Crows observe small penguin burrows, also known as fairy penguins, for several days before attacking. They work in pairs, with the larger penguin distracting the parent penguin while the smaller penguin burrows into the burrow from above and steals the eggs and chicks. In one particularly violent attack, researchers witnessed a pair of crows throw a parent penguin off a cliff before attacking its burrow. However, BirdLife Australia’s Kasun Ekanayake said the crows typically harass the penguins for several hours before giving up hope.

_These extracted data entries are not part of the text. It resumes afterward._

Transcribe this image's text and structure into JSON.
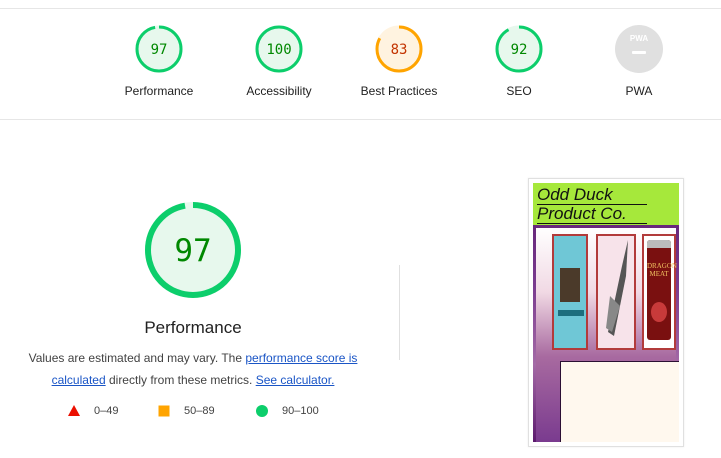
{
  "categories": [
    {
      "id": "performance",
      "score": "97",
      "label": "Performance",
      "level": "pass"
    },
    {
      "id": "accessibility",
      "score": "100",
      "label": "Accessibility",
      "level": "pass"
    },
    {
      "id": "best-practices",
      "score": "83",
      "label": "Best Practices",
      "level": "average"
    },
    {
      "id": "seo",
      "score": "92",
      "label": "SEO",
      "level": "pass"
    },
    {
      "id": "pwa",
      "score": "PWA",
      "label": "PWA",
      "level": "na"
    }
  ],
  "main": {
    "score": "97",
    "title": "Performance",
    "desc_prefix": "Values are estimated and may vary. The ",
    "desc_link1": "performance score is calculated",
    "desc_middle": " directly from these metrics. ",
    "desc_link2": "See calculator."
  },
  "legend": [
    {
      "range": "0–49",
      "shape": "triangle",
      "color": "#eb0f00"
    },
    {
      "range": "50–89",
      "shape": "square",
      "color": "#ffa400"
    },
    {
      "range": "90–100",
      "shape": "circle",
      "color": "#0cce6b"
    }
  ],
  "screenshot": {
    "header_line1": "Odd Duck",
    "header_line2": "Product Co.",
    "product3_text": "DRAGON MEAT"
  },
  "colors": {
    "pass": "#0cce6b",
    "pass_text": "#008800",
    "pass_bg": "#e7f8ed",
    "average": "#ffa400",
    "average_text": "#c33300",
    "average_bg": "#fff3e0",
    "na": "#e0e0e0"
  }
}
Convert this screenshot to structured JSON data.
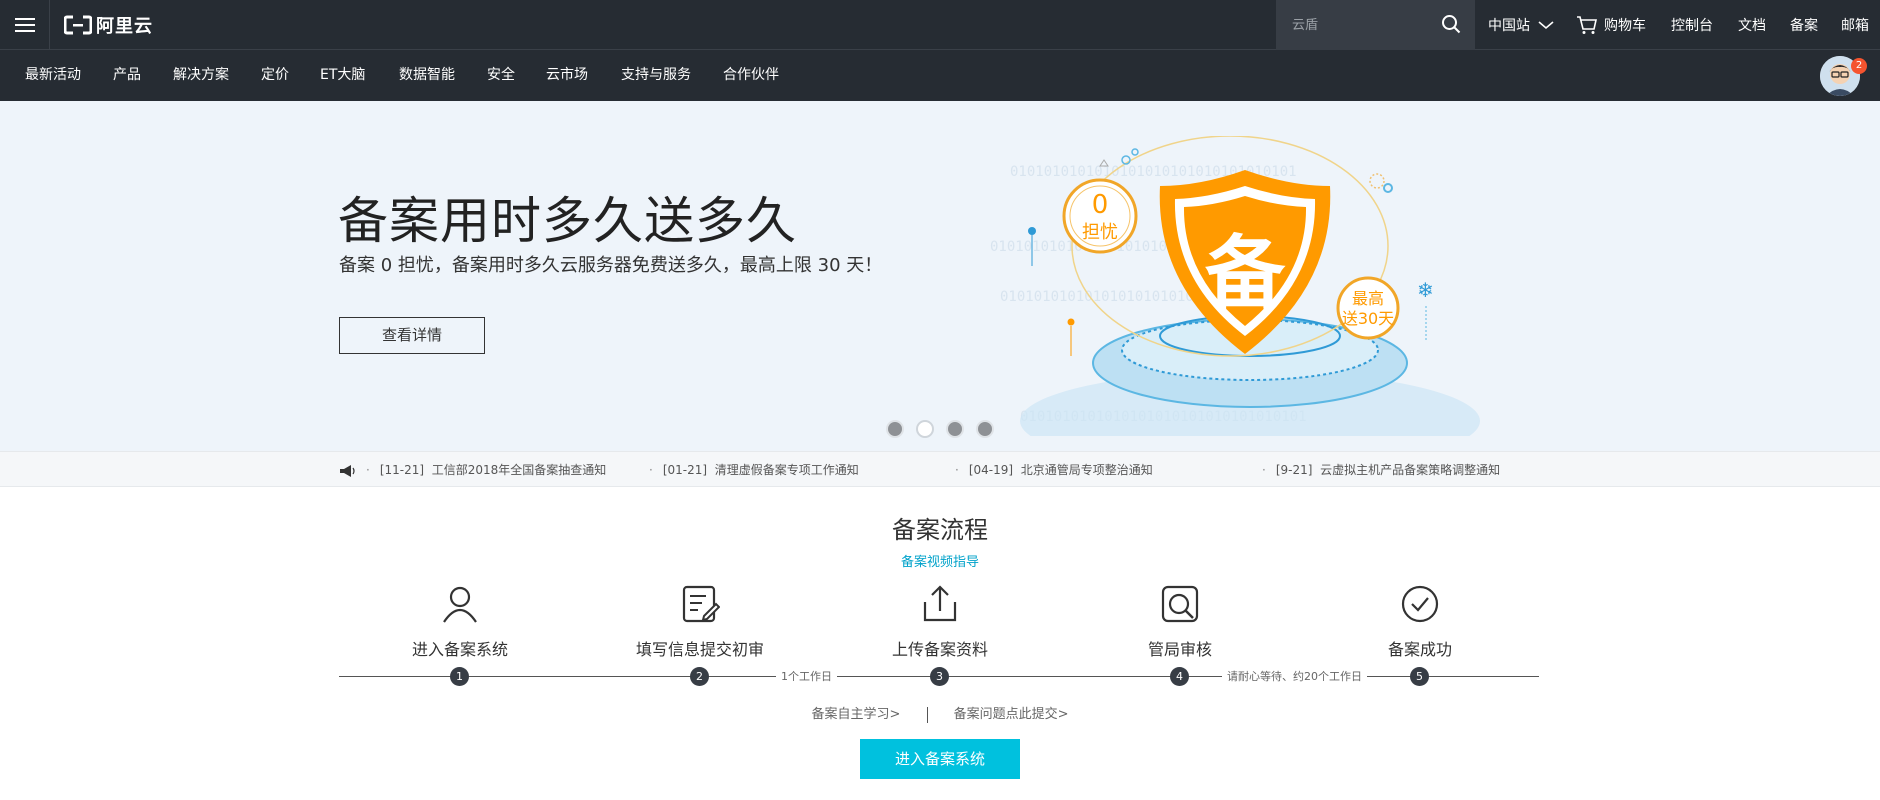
{
  "brand": {
    "logo_text": "阿里云"
  },
  "search": {
    "placeholder": "云盾"
  },
  "topnav": {
    "region": "中国站",
    "cart": "购物车",
    "console": "控制台",
    "docs": "文档",
    "beian": "备案",
    "mail": "邮箱"
  },
  "subnav": {
    "items": [
      "最新活动",
      "产品",
      "解决方案",
      "定价",
      "ET大脑",
      "数据智能",
      "安全",
      "云市场",
      "支持与服务",
      "合作伙伴"
    ]
  },
  "user": {
    "badge_count": "2"
  },
  "banner": {
    "title": "备案用时多久送多久",
    "subtitle": "备案 0 担忧，备案用时多久云服务器免费送多久，最高上限 30 天！",
    "button": "查看详情",
    "graphic": {
      "left_circle_top": "0",
      "left_circle_bottom": "担忧",
      "shield_char": "备",
      "right_circle_top": "最高",
      "right_circle_bottom": "送30天",
      "binary_text": "0101010101010101010101010101010101"
    },
    "carousel": {
      "count": 4,
      "active_index": 1
    }
  },
  "notices": [
    {
      "date": "[11-21]",
      "text": "工信部2018年全国备案抽查通知"
    },
    {
      "date": "[01-21]",
      "text": "清理虚假备案专项工作通知"
    },
    {
      "date": "[04-19]",
      "text": "北京通管局专项整治通知"
    },
    {
      "date": "[9-21]",
      "text": "云虚拟主机产品备案策略调整通知"
    }
  ],
  "process": {
    "title": "备案流程",
    "video_link": "备案视频指导",
    "steps": [
      {
        "num": "1",
        "label": "进入备案系统",
        "icon": "user-icon"
      },
      {
        "num": "2",
        "label": "填写信息提交初审",
        "icon": "form-edit-icon"
      },
      {
        "num": "3",
        "label": "上传备案资料",
        "icon": "upload-icon"
      },
      {
        "num": "4",
        "label": "管局审核",
        "icon": "review-search-icon"
      },
      {
        "num": "5",
        "label": "备案成功",
        "icon": "check-circle-icon"
      }
    ],
    "gap_texts": {
      "between_2_3": "1个工作日",
      "between_4_5": "请耐心等待、约20个工作日"
    },
    "self_study_link": "备案自主学习>",
    "issue_link": "备案问题点此提交>",
    "enter_button": "进入备案系统"
  },
  "colors": {
    "topbar": "#262c33",
    "accent": "#00c1de",
    "orange": "#ff9a00",
    "link": "#00a2ca"
  }
}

This was not always the case. In fact, it was only about 20 years ago that researchers noticed that crows, which arrived from mainland Australia in the 1970s, began preying on the island’s penguins, which are about the same size. Now, as each species develops new strategies to outwit the others, researchers hope to find a way to stop crow attacks before they start impacting penguin populations. are competing with
Little penguins, which live on the southern coasts of Australia and New Zealand, are not endangered, but the colony on Phillip Island, with more than 40,000 breeding birds, is the largest of them. Island ecosystems exist in a delicate state of equilibrium, and one small change can upset that harmony.

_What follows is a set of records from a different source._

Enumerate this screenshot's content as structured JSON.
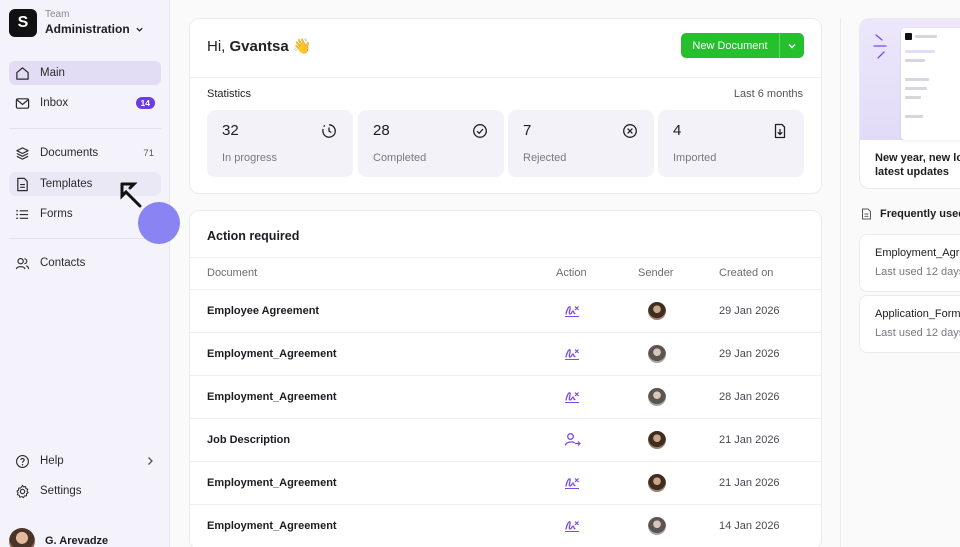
{
  "team": {
    "logo": "S",
    "label": "Team",
    "name": "Administration"
  },
  "nav": {
    "main": "Main",
    "inbox": "Inbox",
    "inbox_badge": "14",
    "documents": "Documents",
    "documents_count": "71",
    "templates": "Templates",
    "forms": "Forms",
    "contacts": "Contacts",
    "help": "Help",
    "settings": "Settings"
  },
  "user": {
    "name": "G. Arevadze"
  },
  "greeting": {
    "prefix": "Hi,",
    "name": "Gvantsa",
    "emoji": "👋"
  },
  "new_document": {
    "label": "New Document"
  },
  "statistics": {
    "title": "Statistics",
    "range": "Last 6 months",
    "items": [
      {
        "value": "32",
        "label": "In progress",
        "icon": "clock-icon"
      },
      {
        "value": "28",
        "label": "Completed",
        "icon": "check-circle-icon"
      },
      {
        "value": "7",
        "label": "Rejected",
        "icon": "x-circle-icon"
      },
      {
        "value": "4",
        "label": "Imported",
        "icon": "file-import-icon"
      }
    ]
  },
  "action_required": {
    "title": "Action required",
    "columns": [
      "Document",
      "Action",
      "Sender",
      "Created on"
    ],
    "rows": [
      {
        "document": "Employee Agreement",
        "action": "sign-icon",
        "date": "29 Jan 2026"
      },
      {
        "document": "Employment_Agreement",
        "action": "sign-icon",
        "date": "29 Jan 2026"
      },
      {
        "document": "Employment_Agreement",
        "action": "sign-icon",
        "date": "28 Jan 2026"
      },
      {
        "document": "Job Description",
        "action": "assign-user-icon",
        "date": "21 Jan 2026"
      },
      {
        "document": "Employment_Agreement",
        "action": "sign-icon",
        "date": "21 Jan 2026"
      },
      {
        "document": "Employment_Agreement",
        "action": "sign-icon",
        "date": "14 Jan 2026"
      }
    ]
  },
  "promo": {
    "line1": "New year, new lo",
    "line2": "latest updates"
  },
  "frequently_used": {
    "title": "Frequently used",
    "items": [
      {
        "name": "Employment_Agre",
        "used": "Last used 12 days"
      },
      {
        "name": "Application_Form",
        "used": "Last used 12 days"
      }
    ]
  },
  "colors": {
    "accent": "#6b3ce0",
    "primary_button": "#26c02f",
    "sidebar_bg": "#f4f2fa"
  }
}
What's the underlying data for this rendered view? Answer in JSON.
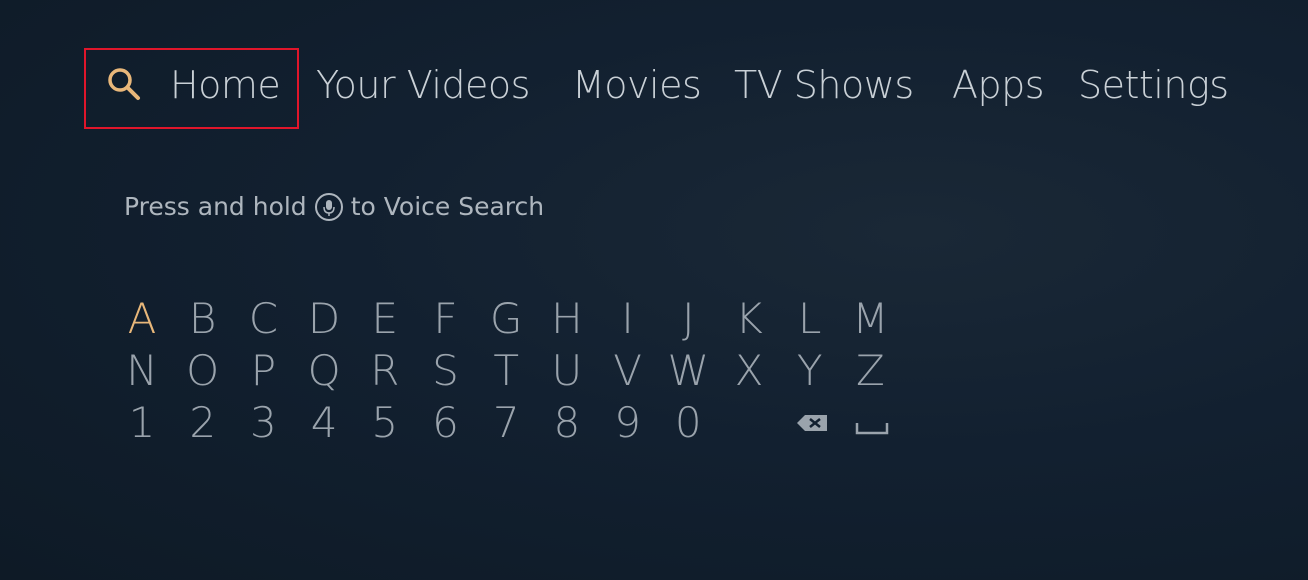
{
  "nav": {
    "search_icon": "search-icon",
    "items": [
      {
        "label": "Home"
      },
      {
        "label": "Your Videos"
      },
      {
        "label": "Movies"
      },
      {
        "label": "TV Shows"
      },
      {
        "label": "Apps"
      },
      {
        "label": "Settings"
      }
    ],
    "focused": "Home"
  },
  "voice": {
    "before": "Press and hold",
    "icon": "microphone-icon",
    "after": "to Voice Search"
  },
  "keyboard": {
    "rows": [
      [
        "A",
        "B",
        "C",
        "D",
        "E",
        "F",
        "G",
        "H",
        "I",
        "J",
        "K",
        "L",
        "M"
      ],
      [
        "N",
        "O",
        "P",
        "Q",
        "R",
        "S",
        "T",
        "U",
        "V",
        "W",
        "X",
        "Y",
        "Z"
      ],
      [
        "1",
        "2",
        "3",
        "4",
        "5",
        "6",
        "7",
        "8",
        "9",
        "0"
      ]
    ],
    "special_keys": [
      "backspace-icon",
      "space-icon"
    ],
    "selected_key": "A"
  },
  "colors": {
    "accent": "#e8b77a",
    "focus_border": "#e0162b",
    "background": "#122030"
  }
}
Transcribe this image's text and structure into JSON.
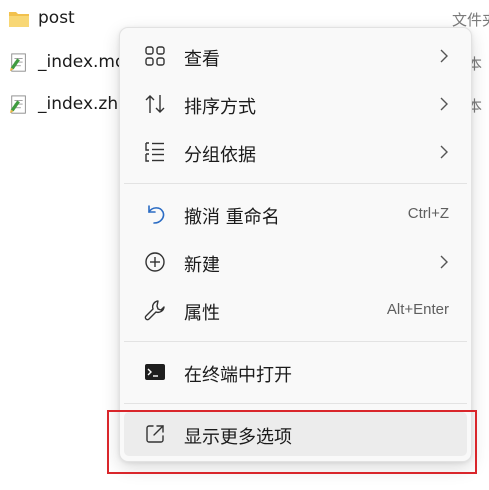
{
  "files": [
    {
      "name": "post",
      "icon": "folder-icon",
      "type": "文件夹"
    },
    {
      "name": "_index.md",
      "icon": "text-file-icon",
      "type": "文本"
    },
    {
      "name": "_index.zh",
      "icon": "text-file-icon",
      "type": "文本"
    }
  ],
  "menu": {
    "items": [
      {
        "label": "查看",
        "icon": "view-grid-icon",
        "submenu": true
      },
      {
        "label": "排序方式",
        "icon": "sort-icon",
        "submenu": true
      },
      {
        "label": "分组依据",
        "icon": "group-by-icon",
        "submenu": true
      },
      {
        "label": "撤消 重命名",
        "icon": "undo-icon",
        "shortcut": "Ctrl+Z"
      },
      {
        "label": "新建",
        "icon": "new-plus-icon",
        "submenu": true
      },
      {
        "label": "属性",
        "icon": "wrench-icon",
        "shortcut": "Alt+Enter"
      },
      {
        "label": "在终端中打开",
        "icon": "terminal-icon"
      },
      {
        "label": "显示更多选项",
        "icon": "show-more-options-icon",
        "hovered": true
      }
    ]
  },
  "colors": {
    "highlight": "#d9262b",
    "menu_bg": "#f9f9f9",
    "hover_bg": "#ececec"
  }
}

“As far as we know, other penguin colonies do not seem to suffer from such crow attacks,” said Professor of Wildlife and Conservation Biology at Melbourne’s Deakin University, who has researched the phenomenon. Mike Weston says. “This suggests that there is a local crow population that has learned this behavior, and the risk of this behavior spreading is real.”
Understudied and underappreciated predators
Invasive foxes were once the biggest threat to Phillip Island’s penguin colony, killing more than 3,000 penguins, but a concerted eradication effort finally wiped them out from the island in 2015. (Watch the “Penguin Parade” of little penguins Phillip Island to help fund research and conservation efforts. )
The Ravens, on the other hand, have a more complicated challenge.
Crows have been “hugely underestimated as wildlife predators,” Weston said. Their ability to thrive in urban areas, eat a variety of plants and animals, and their incredible intelligence makes the threat they pose particularly difficult to mitigate. These characteristics also explain why their numbers are increasing. The problem gets even more complicated. No one really knows why crows started preying on small penguins in the first place, or how it spread.
A 2021 study proved that predatory behavior comes from social learning rather than genetics, but there are still many unknowns. “It’s likely that there was some kind of innovation that spread throughout the population. Ravens are very smart, and some crows know to learn just by watching other ravens solve puzzles. ,” said study co-author Weston.
In 2013, researchers found that more than 60 percent of the penguin colonies they monitored were attacked or destroyed. After just two years, only 30 percent of observed clutches were attacked, suggesting that penguins were adapting to crow attacks to make their burrows safe. So far, the island’s penguin population has remained stable since 2015.
The rate at which crows raid penguin burrows varies from year to year, depending in part on the availability of alternative food sources, according to research by Laura Tan of BirdLife Australia.
Crow’s “unkindness”
Weston, Tan and colleagues also tested whether penguin DNA could be detected in crow feces. This could give researchers better insight into how widespread penguin predation is among the island’s crows. Although the technique did not prove as useful as the researchers had hoped, it did show that crows eat far more birds and mammals than previously realized.
So the increasing number of crows is a concern not only for sun penguins, but also for other endangered species, especially other ground-nesting birds, Tan said.
“What struck me was the pure breathiness of the raven’s diet,” Weston says. “Their versatility is amazing.”
Crows have also been known to use their sharp beaks to blind livestock and stab other sandpipers to death before eating them. These behaviors lend credence to the collective characterization of crows. A group of crows is called “unfriendly”.